High-Low Method for Cost Estimation

What is the High-Low method used for?

The High-Low method is used for estimating the fixed cost element in a cost equation by analyzing the highest and lowest activity levels and their corresponding costs.

Answer:

The High-Low method is used to estimate the fixed cost element in a cost equation by using the highest and lowest activity levels and their corresponding costs.

The High-Low method is a simple yet effective technique used by businesses to determine the fixed and variable components of a cost. By analyzing the costs at both the highest and lowest levels of activity, companies can better understand the underlying cost structure. In the given example, the High-Low method was applied to power costs based on machine hours.

At the high level of activity in November, 12,000 machine hours were run with power costs amounting to $14,000. Meanwhile, in April, a month of low activity, only 2,000 machine hours were run and power costs totaled $5,000. By calculating the differences in costs and machine hours between these two points, the fixed and variable cost elements can be determined.

To find the estimated fixed cost element of power costs, the first step is to calculate the variable cost per machine hour.

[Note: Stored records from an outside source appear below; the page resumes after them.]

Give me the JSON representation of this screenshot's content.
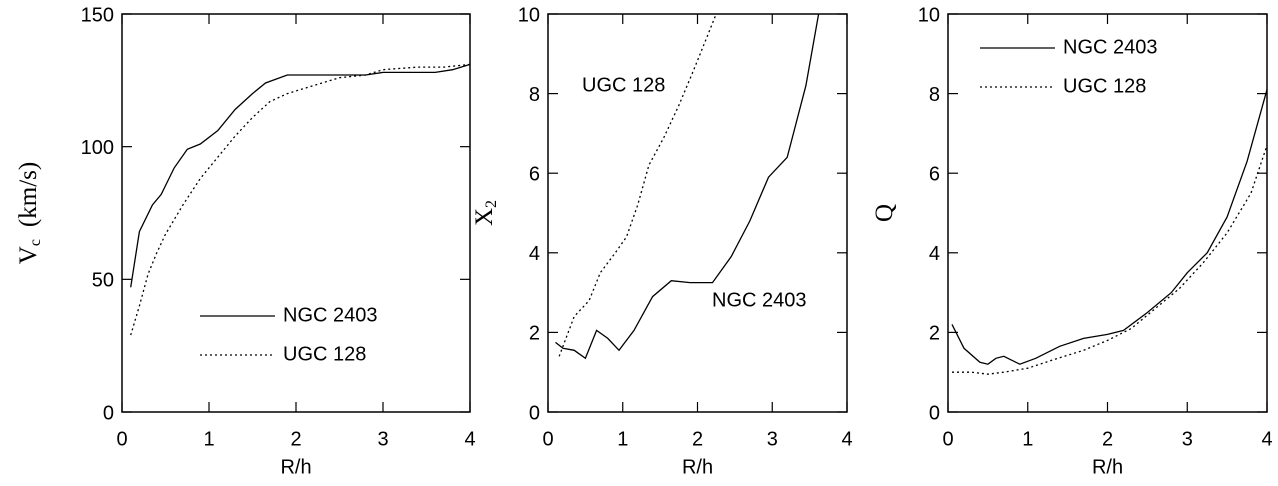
{
  "chart_data": [
    {
      "type": "line",
      "xlabel": "R/h",
      "ylabel": {
        "text": "V",
        "subscript": "c",
        "unit": "(km/s)"
      },
      "xlim": [
        0,
        4
      ],
      "ylim": [
        0,
        150
      ],
      "xticks": [
        0,
        1,
        2,
        3,
        4
      ],
      "yticks": [
        0,
        50,
        100,
        150
      ],
      "legend": "lower right",
      "series": [
        {
          "name": "NGC 2403",
          "color": "#000000",
          "linestyle": "solid",
          "x": [
            0.1,
            0.2,
            0.35,
            0.45,
            0.6,
            0.75,
            0.9,
            1.1,
            1.3,
            1.5,
            1.65,
            1.9,
            2.2,
            2.5,
            2.8,
            3.0,
            3.3,
            3.6,
            3.8,
            4.0
          ],
          "values": [
            47,
            68,
            78,
            82,
            92,
            99,
            101,
            106,
            114,
            120,
            124,
            127,
            127,
            127,
            127,
            128,
            128,
            128,
            129,
            131
          ]
        },
        {
          "name": "UGC 128",
          "color": "#000000",
          "linestyle": "dotted",
          "x": [
            0.1,
            0.2,
            0.3,
            0.4,
            0.5,
            0.7,
            0.9,
            1.1,
            1.3,
            1.5,
            1.7,
            1.9,
            2.2,
            2.5,
            2.8,
            3.0,
            3.4,
            3.7,
            4.0
          ],
          "values": [
            29,
            40,
            52,
            60,
            67,
            78,
            88,
            96,
            104,
            111,
            117,
            120,
            123,
            126,
            127,
            129,
            130,
            130,
            131
          ]
        }
      ]
    },
    {
      "type": "line",
      "xlabel": "R/h",
      "ylabel": {
        "text": "X",
        "subscript": "2"
      },
      "xlim": [
        0,
        4
      ],
      "ylim": [
        0,
        10
      ],
      "xticks": [
        0,
        1,
        2,
        3,
        4
      ],
      "yticks": [
        0,
        2,
        4,
        6,
        8,
        10
      ],
      "annotations": [
        "UGC 128",
        "NGC 2403"
      ],
      "series": [
        {
          "name": "NGC 2403",
          "color": "#000000",
          "linestyle": "solid",
          "x": [
            0.1,
            0.2,
            0.35,
            0.5,
            0.65,
            0.8,
            0.95,
            1.15,
            1.4,
            1.65,
            1.9,
            2.2,
            2.45,
            2.7,
            2.95,
            3.2,
            3.45,
            3.62
          ],
          "values": [
            1.75,
            1.6,
            1.55,
            1.35,
            2.05,
            1.85,
            1.55,
            2.05,
            2.9,
            3.3,
            3.25,
            3.25,
            3.9,
            4.8,
            5.9,
            6.4,
            8.2,
            10
          ]
        },
        {
          "name": "UGC 128",
          "color": "#000000",
          "linestyle": "dotted",
          "x": [
            0.15,
            0.25,
            0.35,
            0.55,
            0.7,
            0.9,
            1.05,
            1.2,
            1.35,
            1.55,
            1.75,
            1.95,
            2.1,
            2.25
          ],
          "values": [
            1.4,
            1.9,
            2.4,
            2.8,
            3.5,
            4.0,
            4.4,
            5.2,
            6.2,
            6.9,
            7.7,
            8.6,
            9.3,
            10
          ]
        }
      ]
    },
    {
      "type": "line",
      "xlabel": "R/h",
      "ylabel": {
        "text": "Q"
      },
      "xlim": [
        0,
        4
      ],
      "ylim": [
        0,
        10
      ],
      "xticks": [
        0,
        1,
        2,
        3,
        4
      ],
      "yticks": [
        0,
        2,
        4,
        6,
        8,
        10
      ],
      "legend": "upper left",
      "series": [
        {
          "name": "NGC 2403",
          "color": "#000000",
          "linestyle": "solid",
          "x": [
            0.05,
            0.2,
            0.4,
            0.5,
            0.6,
            0.7,
            0.9,
            1.1,
            1.4,
            1.7,
            2.0,
            2.2,
            2.5,
            2.8,
            3.0,
            3.25,
            3.5,
            3.75,
            4.0
          ],
          "values": [
            2.2,
            1.6,
            1.25,
            1.2,
            1.35,
            1.4,
            1.2,
            1.35,
            1.65,
            1.85,
            1.95,
            2.05,
            2.5,
            3.0,
            3.5,
            4.0,
            4.9,
            6.3,
            8.1
          ]
        },
        {
          "name": "UGC 128",
          "color": "#000000",
          "linestyle": "dotted",
          "x": [
            0.05,
            0.3,
            0.5,
            0.7,
            1.0,
            1.3,
            1.7,
            2.0,
            2.3,
            2.6,
            2.9,
            3.2,
            3.5,
            3.8,
            4.0
          ],
          "values": [
            1.0,
            1.0,
            0.95,
            1.0,
            1.1,
            1.3,
            1.55,
            1.8,
            2.1,
            2.6,
            3.1,
            3.75,
            4.5,
            5.5,
            6.7
          ]
        }
      ]
    }
  ]
}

This is done by subtracting the power costs at the low activity level from the high activity level, and then dividing by the difference in machine hours.

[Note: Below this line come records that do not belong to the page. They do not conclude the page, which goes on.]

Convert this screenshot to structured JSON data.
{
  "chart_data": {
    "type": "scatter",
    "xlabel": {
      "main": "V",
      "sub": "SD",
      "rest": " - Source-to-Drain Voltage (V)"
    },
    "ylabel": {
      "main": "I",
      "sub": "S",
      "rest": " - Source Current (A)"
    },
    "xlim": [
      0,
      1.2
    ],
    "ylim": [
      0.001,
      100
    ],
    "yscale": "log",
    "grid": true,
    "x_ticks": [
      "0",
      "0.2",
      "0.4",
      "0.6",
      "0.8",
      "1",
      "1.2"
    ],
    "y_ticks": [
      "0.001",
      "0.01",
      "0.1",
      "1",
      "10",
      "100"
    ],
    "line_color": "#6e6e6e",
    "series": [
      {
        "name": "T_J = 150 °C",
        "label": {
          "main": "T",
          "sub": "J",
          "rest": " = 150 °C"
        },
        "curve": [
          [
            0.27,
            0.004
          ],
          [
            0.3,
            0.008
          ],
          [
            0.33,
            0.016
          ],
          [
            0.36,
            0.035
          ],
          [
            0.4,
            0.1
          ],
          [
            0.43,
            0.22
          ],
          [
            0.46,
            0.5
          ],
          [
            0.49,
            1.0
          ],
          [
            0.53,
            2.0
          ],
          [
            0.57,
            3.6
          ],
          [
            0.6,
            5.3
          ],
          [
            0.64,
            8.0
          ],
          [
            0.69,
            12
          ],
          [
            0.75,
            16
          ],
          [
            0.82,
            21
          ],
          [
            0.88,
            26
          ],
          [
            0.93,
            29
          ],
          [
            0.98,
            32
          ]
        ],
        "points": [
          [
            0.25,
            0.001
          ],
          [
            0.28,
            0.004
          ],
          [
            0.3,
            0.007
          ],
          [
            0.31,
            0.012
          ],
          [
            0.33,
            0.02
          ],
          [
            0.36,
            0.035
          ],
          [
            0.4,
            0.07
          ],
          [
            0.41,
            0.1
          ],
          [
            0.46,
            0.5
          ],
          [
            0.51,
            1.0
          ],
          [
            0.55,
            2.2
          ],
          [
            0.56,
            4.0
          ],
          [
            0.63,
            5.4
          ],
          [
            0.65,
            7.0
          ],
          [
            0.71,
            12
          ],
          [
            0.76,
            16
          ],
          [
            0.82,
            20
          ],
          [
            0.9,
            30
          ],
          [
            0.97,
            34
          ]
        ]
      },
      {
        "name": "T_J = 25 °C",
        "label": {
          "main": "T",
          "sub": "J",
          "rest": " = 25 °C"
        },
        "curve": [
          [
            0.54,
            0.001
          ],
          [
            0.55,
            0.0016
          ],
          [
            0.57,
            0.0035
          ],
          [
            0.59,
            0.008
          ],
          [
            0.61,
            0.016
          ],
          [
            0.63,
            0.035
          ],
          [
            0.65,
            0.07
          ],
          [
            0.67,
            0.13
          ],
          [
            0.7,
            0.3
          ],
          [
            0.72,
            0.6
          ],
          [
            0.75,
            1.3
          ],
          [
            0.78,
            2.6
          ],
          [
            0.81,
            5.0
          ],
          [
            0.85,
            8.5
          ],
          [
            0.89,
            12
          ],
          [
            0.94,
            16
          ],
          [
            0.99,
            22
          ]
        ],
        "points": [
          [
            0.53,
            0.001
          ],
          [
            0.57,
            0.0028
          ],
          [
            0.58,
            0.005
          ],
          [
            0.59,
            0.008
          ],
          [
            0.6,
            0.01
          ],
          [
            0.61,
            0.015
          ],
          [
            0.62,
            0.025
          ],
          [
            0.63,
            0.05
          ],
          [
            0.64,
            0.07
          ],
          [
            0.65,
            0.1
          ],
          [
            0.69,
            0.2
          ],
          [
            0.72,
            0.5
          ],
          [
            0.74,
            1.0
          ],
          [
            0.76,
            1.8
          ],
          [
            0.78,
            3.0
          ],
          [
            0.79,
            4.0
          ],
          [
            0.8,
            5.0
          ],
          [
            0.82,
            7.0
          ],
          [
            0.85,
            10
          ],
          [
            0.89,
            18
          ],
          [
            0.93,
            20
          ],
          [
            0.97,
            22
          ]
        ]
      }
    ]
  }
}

In this case, the variable cost per machine hour is found to be $0.90. By using this variable cost, the fixed cost element of power costs is then computed by subtracting the variable cost per machine hour multiplied by the number of machine hours from the total power costs at either the high or low level of activity. The result is the estimated fixed cost element of $3,200.

Through the High-Low method, businesses can gain insights into their cost structure, make more accurate financial projections, and improve decision-making processes. It provides a valuable tool for cost estimation and management, helping companies optimize their resources and enhance profitability.